Das mit 25 Kilo Gepäck beladene Reiserad abstellen, das Zelt aufbauen, ein wenig Erholung zu finden – und weiter zu machen, früh morgens mit dem Rad oder mitten in der Nacht mit dem Aufstieg. Teils so früh, dass die Gruppe als erste Seilschaft „die komplette Wegfindung selbst übernehmen“ muss wie am Gran Paradiso, auf dessen italienischem Gipfel eine vereiste Madonna wartet statt des üblichen Kreuzes. 15 Stunden dauerte die 2500 Höhenmeter umfassende Tour auf den slowenischen Triglav, die größte Schwierigkeit aber stellte die Dufourspitze dar, mit 4634m Metern „Top of Switzerland“, die extreme Konzentration erfordert. „Wenn man hinterher auf der Hütte sitzt und an den links und rechts 500 Meter ausgesetzten Grad denkt, könnte man tatsächlich meinen, man sei verrückt“, konstatiert der Alpenbezwinger.

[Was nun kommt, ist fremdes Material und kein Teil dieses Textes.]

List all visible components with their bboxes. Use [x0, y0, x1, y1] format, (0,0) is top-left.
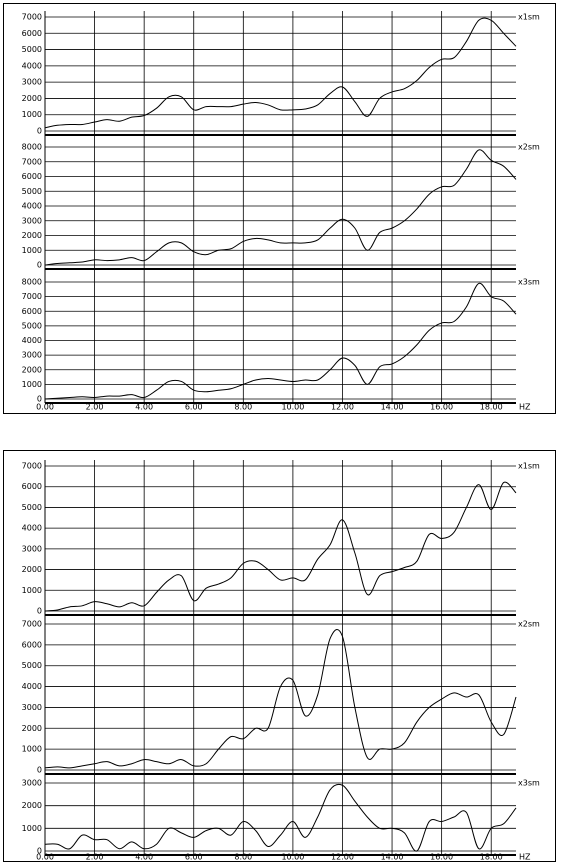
x-tick-label: 6.00 [185, 853, 203, 862]
y-tick-label: 7000 [22, 13, 42, 22]
y-tick-label: 2000 [22, 231, 42, 240]
y-tick-label: 7000 [22, 462, 42, 471]
series-line [44, 481, 517, 612]
y-tick-label: 6000 [22, 29, 42, 38]
y-tick-label: 4000 [22, 61, 42, 70]
x-axis-label: HZ [519, 403, 531, 412]
y-tick-label: 2000 [22, 94, 42, 103]
series-label: x1sm [518, 13, 540, 22]
y-tick-label: 3000 [22, 544, 42, 553]
x-tick-label: 10.00 [281, 853, 304, 862]
y-tick-label: 6000 [22, 640, 42, 649]
y-tick-label: 2000 [22, 801, 42, 810]
y-tick-label: 3000 [22, 78, 42, 87]
x-tick-label: 16.00 [430, 403, 453, 412]
y-tick-label: 0 [37, 261, 42, 270]
x-tick-label: 4.00 [135, 853, 153, 862]
y-tick-label: 4000 [22, 336, 42, 345]
y-tick-label: 4000 [22, 524, 42, 533]
y-tick-label: 1000 [22, 824, 42, 833]
x-axis-label: HZ [519, 853, 531, 862]
y-tick-label: 1000 [22, 110, 42, 119]
y-tick-label: 6000 [22, 482, 42, 491]
y-tick-label: 5000 [22, 187, 42, 196]
x-tick-label: 8.00 [234, 853, 252, 862]
series-label: x2sm [518, 143, 540, 152]
y-tick-label: 6000 [22, 172, 42, 181]
x-tick-label: 2.00 [86, 853, 104, 862]
y-tick-label: 8000 [22, 278, 42, 287]
series-label: x2sm [518, 620, 540, 629]
y-tick-label: 6000 [22, 307, 42, 316]
y-tick-label: 2000 [22, 724, 42, 733]
x-tick-label: 16.00 [430, 853, 453, 862]
y-tick-label: 5000 [22, 321, 42, 330]
series-line [44, 149, 517, 266]
x-tick-label: 18.00 [480, 853, 503, 862]
series-label: x3sm [518, 779, 540, 788]
y-tick-label: 0 [37, 847, 42, 856]
y-tick-label: 3000 [22, 703, 42, 712]
y-tick-label: 8000 [22, 143, 42, 152]
series-line [44, 629, 517, 769]
series-line [44, 783, 517, 852]
y-tick-label: 3000 [22, 351, 42, 360]
y-tick-label: 0 [37, 607, 42, 616]
x-tick-label: 4.00 [135, 403, 153, 412]
y-tick-label: 5000 [22, 45, 42, 54]
series-line [44, 17, 517, 129]
y-tick-label: 7000 [22, 620, 42, 629]
series-line [44, 282, 517, 400]
figure-frame [3, 3, 556, 414]
y-tick-label: 2000 [22, 365, 42, 374]
y-tick-label: 1000 [22, 380, 42, 389]
x-tick-label: 14.00 [381, 853, 404, 862]
y-tick-label: 7000 [22, 157, 42, 166]
series-label: x1sm [518, 462, 540, 471]
y-tick-label: 5000 [22, 503, 42, 512]
x-tick-label: 2.00 [86, 403, 104, 412]
y-tick-label: 0 [37, 127, 42, 136]
x-tick-label: 10.00 [281, 403, 304, 412]
x-tick-label: 8.00 [234, 403, 252, 412]
y-tick-label: 3000 [22, 779, 42, 788]
x-tick-label: 14.00 [381, 403, 404, 412]
y-tick-label: 1000 [22, 246, 42, 255]
x-tick-label: 0.00 [36, 403, 54, 412]
y-tick-label: 2000 [22, 565, 42, 574]
y-tick-label: 3000 [22, 216, 42, 225]
x-tick-label: 18.00 [480, 403, 503, 412]
figure-frame [3, 450, 556, 862]
series-label: x3sm [518, 278, 540, 287]
y-tick-label: 1000 [22, 586, 42, 595]
y-tick-label: 4000 [22, 682, 42, 691]
y-tick-label: 5000 [22, 661, 42, 670]
y-tick-label: 7000 [22, 292, 42, 301]
y-tick-label: 0 [37, 766, 42, 775]
x-tick-label: 6.00 [185, 403, 203, 412]
y-tick-label: 4000 [22, 202, 42, 211]
x-tick-label: 0.00 [36, 853, 54, 862]
y-tick-label: 0 [37, 395, 42, 404]
x-tick-label: 12.00 [331, 403, 354, 412]
x-tick-label: 12.00 [331, 853, 354, 862]
y-tick-label: 1000 [22, 745, 42, 754]
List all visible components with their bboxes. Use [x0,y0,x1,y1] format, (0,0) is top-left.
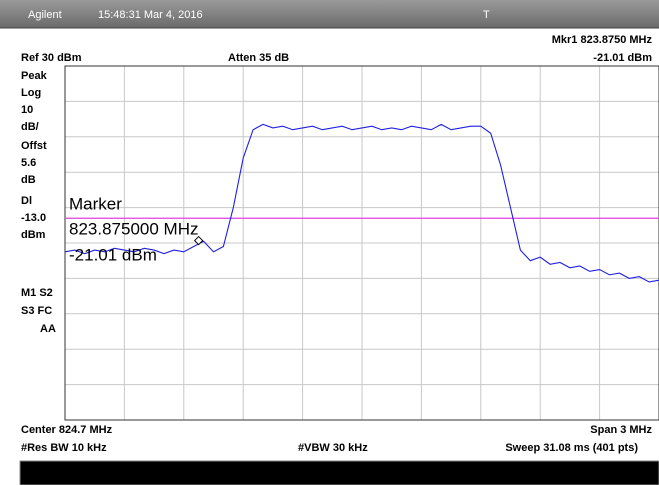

Doch letztlich führt ihm das Monte-Rosa-Massiv im Schweizer Wallis etwas ganz anderes, viel Wichtigeres vor Augen: Die Region ist vom Klimawandel schwer gezeichnet, die Gletscher im Rückgang begriffen, die Vergänglichkeit unseres Planeten überdeutlich. Umso wichtiger sei es, so Reichl, „den vielfältigen und wertvollen Alpenraum zu schützen“, die „Alpenkonvention“ aufrechtzuerhalten und „einer Disneylandisierung der Alpen entgegenzuwirken.“ Neben dem „ultimativen Zusammenspiel von Körper, Geist und Natur“ habe er aber als „beste Grenzerfahrung“ eine ganz andere gemacht: nämlich die der unzähligen passierten Landesgrenzen. Das Verdienst der Europäischen Union, des Schengener Abkommens, das freundschaftliche Gefühl sei „weltweit einzigartig“, sagt Wendelin Reichl. „Ich stamme ja bereits aus einer Generation, für die offene Grenzen und der europäische Gedanke eine Selbstverständlichkeit darstellen. Und das muss unbedingt erhalten bleiben.“ Wie geht’s weiter, mit so viel Erfahrung? Weiter Berge besteigen möchte Wendelin Reichl, „langfristig gerne einen Siebentausender im Himalaya“, einen Film konzipieren über sein Abenteuer, und, so naheliegend das Thema Radverkehr den Nürnbergern ein wenig näher bringen. Was sich da letztlich als größte Mammutaufgabe herausstellen wird, bleibt abzuwarten.